Bonjour,
Passer trois heures à attendre un bus (ou autre meecro) au bord d’une route syrienne vous arrive lorsque vous rêvez, au fond votre lit, sous la couette...
Pareil pour « l’arrêt de bus »... (au sens où vous semblez l’entendre) car ils s’arrêtent pour chaque lapin avec un chapeau (s’il prend la peine de faire signe) sauf s’il est complet. Mais dans ce cas, le suivant ne l’est pas non plus systématiquement...
Attendre à la gare routière qu’il se remplisse ne prend pas non plus une plombe vu que vous n’êtes pas le seul à « bouger »
En vrai, et encore une fois
hormis pour les villes mortes, il y a un excellent réseau de transports publics en Syrie et on « ne perd pas de temps » à procéder de la sorte.
L’immense majorité des gens ne possédant pas leurs propres transports, les meecros, taxis et autres bus assurent les déplacements et sont nombreux.

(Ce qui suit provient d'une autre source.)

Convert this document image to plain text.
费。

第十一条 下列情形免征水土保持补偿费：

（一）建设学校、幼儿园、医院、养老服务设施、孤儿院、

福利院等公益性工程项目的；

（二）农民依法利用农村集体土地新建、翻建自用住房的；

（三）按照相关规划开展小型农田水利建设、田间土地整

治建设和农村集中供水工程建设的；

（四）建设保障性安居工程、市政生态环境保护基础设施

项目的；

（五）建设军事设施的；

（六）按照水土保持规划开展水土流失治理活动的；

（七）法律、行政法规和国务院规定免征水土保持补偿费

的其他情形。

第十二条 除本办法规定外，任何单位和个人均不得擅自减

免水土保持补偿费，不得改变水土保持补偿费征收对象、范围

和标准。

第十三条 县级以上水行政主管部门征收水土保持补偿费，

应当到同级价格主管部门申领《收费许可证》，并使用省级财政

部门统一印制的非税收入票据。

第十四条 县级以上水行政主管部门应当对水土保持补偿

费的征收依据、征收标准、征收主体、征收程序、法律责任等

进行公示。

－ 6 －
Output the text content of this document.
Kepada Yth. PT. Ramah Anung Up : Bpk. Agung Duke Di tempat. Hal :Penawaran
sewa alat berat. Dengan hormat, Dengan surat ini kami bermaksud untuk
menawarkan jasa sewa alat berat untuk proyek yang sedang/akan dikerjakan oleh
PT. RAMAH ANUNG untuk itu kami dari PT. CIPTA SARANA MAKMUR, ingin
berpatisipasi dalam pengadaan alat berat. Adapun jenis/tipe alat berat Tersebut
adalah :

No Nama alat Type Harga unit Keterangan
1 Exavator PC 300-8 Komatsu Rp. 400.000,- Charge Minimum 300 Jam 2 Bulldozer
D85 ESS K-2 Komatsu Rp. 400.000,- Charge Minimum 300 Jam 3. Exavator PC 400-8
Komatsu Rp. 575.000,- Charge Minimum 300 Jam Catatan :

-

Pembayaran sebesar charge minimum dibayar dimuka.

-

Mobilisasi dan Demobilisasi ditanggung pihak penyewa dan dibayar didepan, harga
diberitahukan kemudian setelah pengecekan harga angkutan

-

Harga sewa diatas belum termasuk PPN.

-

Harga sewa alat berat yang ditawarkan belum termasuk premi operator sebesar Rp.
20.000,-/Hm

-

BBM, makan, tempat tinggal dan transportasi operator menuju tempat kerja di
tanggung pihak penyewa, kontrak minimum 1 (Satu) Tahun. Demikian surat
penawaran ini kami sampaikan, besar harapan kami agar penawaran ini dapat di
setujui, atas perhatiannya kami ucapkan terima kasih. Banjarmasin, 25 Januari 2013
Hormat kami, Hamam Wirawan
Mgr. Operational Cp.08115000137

Que vous préféreriez avoir votre propre véhicule est votre choix, que vous ne procédiez que de cette manière ne me fait ni chaud ni froid mais je ne suis intervenu que pour cette pseudo affirmation qui veut faire croire qu’emprunter les transports collectifs en Syrie vous entraîne dans des galères et vous fais perdre le sacro-saint temps (qui semble décidément être tjs si précieux même en dehors du boulot)...
Les déplacements étant également partie prenante d’un voyage et forme dès lors un tout.
Mon intervention n’est pas un critique mais juste une remarque. Elle ne vous vise pas spécifiquement car vous n’êtes pas la première personne à tenir ces mêmes propos.
S’il peut être vrai qu’emprunter les transports collectifs dans certains pays relève du parcours du combattant, le faire croire ou le penser pour la Syrie (hormis la zone déjà citée qui pose problème) n’est pas correct.
Je ne m’attends nullement à ce que vous changiez votre fusil d’épaule mais au moins que l’on ne raconte pas des choses qui ne sont pas vraies.